I recently clean-installed my computer and installed everything I need, so I don't really download new programs ... just updates for existing one's.

I am running Firefox sandboxed with Noscript and Adblock Plus and Avira Antivir (With guard on) and SuperAntiSpyware (On-Demand).

I have to be careful what I install, but like I said I am very rarely hit with spyware/viruses in the past few years.

I never mentioned the system would be rendered useless, I only implied that when excluding folders the effectivity of the program is lower than when not excluding anything.
For example: The user above you excluded the Avira folder some malware/viruses are targeted at Anti-Virus programs, it could be malware you don't notice what if you turn off Shadow Mode after? It could be messing up your computer.

It will most likely not happen, but that doesn't mean it can happen.


My opinion:
Virtualization is most effective when not excluding anything at all, but for a home-user it's hard to not exclude anything. Care to disagree?

 

Actually, yes, I do care to disagree. Virtualization is LESS effective when nothing is excluded. If nothing is excluded, then malware can get to those personal folders. It doesn't matter if they can do any permanent damage or not, they can still get to it. Which is why you have configuration options. How is it hard for a home user to not exclude anything? That doesn't make sense, it would be EASIER to not exclude things, and less safe. This is yet another example of not understanding virtualization and how it works.

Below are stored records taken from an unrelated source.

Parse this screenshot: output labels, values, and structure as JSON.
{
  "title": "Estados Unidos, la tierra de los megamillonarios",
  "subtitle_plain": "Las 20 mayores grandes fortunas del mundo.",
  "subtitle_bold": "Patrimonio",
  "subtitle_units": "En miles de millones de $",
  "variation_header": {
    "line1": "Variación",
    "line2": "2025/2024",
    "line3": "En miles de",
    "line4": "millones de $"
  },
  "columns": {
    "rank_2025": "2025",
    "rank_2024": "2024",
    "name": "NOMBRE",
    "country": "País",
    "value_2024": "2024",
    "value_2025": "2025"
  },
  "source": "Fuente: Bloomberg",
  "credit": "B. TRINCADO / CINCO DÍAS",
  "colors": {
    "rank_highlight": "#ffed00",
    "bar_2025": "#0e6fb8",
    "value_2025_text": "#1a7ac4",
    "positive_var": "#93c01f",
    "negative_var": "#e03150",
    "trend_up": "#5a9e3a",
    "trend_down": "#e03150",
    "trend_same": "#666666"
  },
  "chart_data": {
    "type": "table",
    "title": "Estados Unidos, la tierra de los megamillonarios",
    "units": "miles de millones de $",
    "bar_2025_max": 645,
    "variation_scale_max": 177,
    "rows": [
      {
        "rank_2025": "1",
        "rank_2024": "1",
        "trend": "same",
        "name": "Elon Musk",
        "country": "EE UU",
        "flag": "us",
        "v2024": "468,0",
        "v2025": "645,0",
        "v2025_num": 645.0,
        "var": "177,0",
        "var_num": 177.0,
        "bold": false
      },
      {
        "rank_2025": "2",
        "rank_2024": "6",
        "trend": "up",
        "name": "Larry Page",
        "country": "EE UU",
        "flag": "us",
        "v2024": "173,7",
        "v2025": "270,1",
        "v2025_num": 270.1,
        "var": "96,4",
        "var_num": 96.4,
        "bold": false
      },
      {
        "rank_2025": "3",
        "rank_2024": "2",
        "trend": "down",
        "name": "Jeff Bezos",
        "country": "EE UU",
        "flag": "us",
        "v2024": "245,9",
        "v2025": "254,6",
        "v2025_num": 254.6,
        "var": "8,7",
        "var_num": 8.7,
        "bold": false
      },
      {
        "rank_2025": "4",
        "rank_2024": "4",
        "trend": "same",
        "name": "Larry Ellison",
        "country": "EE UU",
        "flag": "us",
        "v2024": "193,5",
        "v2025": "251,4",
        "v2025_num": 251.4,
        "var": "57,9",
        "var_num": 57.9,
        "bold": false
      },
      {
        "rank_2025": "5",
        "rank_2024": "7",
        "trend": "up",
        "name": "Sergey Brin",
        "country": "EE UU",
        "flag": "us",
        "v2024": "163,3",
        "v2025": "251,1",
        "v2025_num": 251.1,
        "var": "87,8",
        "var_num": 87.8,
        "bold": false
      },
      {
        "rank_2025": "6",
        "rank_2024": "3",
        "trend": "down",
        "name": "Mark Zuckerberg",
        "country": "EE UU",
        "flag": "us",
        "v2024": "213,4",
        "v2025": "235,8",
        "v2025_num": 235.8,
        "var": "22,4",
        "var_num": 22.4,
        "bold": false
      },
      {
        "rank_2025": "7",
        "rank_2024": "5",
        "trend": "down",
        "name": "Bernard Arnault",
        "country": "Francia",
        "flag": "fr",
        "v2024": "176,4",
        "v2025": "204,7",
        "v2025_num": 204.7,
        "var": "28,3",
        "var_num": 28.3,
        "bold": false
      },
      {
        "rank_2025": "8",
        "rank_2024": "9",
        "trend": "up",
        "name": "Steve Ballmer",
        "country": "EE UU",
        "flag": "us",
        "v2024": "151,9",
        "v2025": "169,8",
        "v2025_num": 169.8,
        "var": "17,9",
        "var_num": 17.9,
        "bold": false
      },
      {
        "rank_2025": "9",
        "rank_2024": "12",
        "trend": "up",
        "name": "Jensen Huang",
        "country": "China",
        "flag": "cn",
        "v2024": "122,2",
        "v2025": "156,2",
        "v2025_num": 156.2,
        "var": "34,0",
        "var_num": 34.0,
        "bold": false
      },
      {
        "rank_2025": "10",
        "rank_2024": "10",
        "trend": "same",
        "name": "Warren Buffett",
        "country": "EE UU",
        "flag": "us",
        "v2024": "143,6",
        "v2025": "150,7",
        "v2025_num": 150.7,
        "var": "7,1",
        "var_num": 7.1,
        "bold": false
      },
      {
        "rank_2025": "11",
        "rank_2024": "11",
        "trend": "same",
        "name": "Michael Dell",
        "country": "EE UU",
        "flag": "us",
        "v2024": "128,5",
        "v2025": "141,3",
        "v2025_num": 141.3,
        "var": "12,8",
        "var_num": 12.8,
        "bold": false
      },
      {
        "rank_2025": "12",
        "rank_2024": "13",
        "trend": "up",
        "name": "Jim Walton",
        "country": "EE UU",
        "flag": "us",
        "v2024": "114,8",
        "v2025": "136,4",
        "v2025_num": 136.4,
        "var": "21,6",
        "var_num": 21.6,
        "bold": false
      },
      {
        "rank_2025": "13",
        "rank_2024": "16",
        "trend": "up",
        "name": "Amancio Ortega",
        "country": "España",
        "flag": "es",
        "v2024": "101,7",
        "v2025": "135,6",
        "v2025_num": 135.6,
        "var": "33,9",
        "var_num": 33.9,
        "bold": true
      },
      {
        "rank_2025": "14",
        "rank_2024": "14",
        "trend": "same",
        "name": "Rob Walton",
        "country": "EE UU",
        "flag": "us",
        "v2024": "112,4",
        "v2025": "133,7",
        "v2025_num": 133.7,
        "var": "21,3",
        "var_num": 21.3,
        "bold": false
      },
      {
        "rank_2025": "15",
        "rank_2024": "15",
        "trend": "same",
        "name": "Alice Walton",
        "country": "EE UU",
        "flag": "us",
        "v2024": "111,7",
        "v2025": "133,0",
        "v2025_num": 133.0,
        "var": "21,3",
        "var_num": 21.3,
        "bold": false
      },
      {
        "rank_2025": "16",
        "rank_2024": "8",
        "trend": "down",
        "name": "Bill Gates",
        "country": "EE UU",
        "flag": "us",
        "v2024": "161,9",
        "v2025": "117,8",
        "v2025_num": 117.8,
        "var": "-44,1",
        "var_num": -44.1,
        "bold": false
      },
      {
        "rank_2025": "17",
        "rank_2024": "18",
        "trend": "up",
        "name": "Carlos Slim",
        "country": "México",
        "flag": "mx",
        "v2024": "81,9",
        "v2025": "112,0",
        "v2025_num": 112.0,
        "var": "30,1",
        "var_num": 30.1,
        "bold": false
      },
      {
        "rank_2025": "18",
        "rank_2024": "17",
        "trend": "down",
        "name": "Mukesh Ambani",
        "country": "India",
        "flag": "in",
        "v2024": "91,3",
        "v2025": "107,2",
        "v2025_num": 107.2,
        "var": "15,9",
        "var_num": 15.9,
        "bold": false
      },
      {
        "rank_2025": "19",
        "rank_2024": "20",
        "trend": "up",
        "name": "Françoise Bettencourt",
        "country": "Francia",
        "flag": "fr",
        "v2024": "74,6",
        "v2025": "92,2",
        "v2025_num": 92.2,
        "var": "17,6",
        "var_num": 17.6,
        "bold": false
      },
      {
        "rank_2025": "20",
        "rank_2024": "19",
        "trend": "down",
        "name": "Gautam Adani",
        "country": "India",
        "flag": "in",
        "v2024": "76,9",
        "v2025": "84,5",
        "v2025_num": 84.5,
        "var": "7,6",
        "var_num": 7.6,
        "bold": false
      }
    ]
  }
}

All you have to do is spending less than 5 minutes scanning the help section of SandboxIE and other virtual apps, and you'll see that you can not only keep life simple and your work uninhibited by setting these apps up to keep bookmarks, downloaded files, whatever, but you'll also stay safe. If nobody is going to spend that less than 5 minutes understanding what these apps do and don't do, and how you can stay safe and still get work done, then no amount of advice from here or anywhere else is going to help.

This is what, the second, 3rd thread about virtualization in the last few days? And with every post almost, these apps somehow get harder and harder to use. I'm not trying to be rude to anyone, but there are some here that are complicating this stuff way, way too much, and confusing the hell out of the newer people asking about this stuff lately. Let's drop the theorycraft and get back to basics guys.

P.S,, you contradicted yourself with the Avira folder example and then saying virtualization is most effective when you don't exclude anything.

 

ok I'll bite

senario (A) nothing excluded . so all drives are protected. malware gets in. machine rebooted malware gone.
senario (B) file excluded. malware gets in. machine rebooted - malware still on machine.

how do you figure that (B) is safer ?

 

why is it difficult for the home user to not exclude anything ? If the user downloads something they want to keep then they simply commit with shadow defender.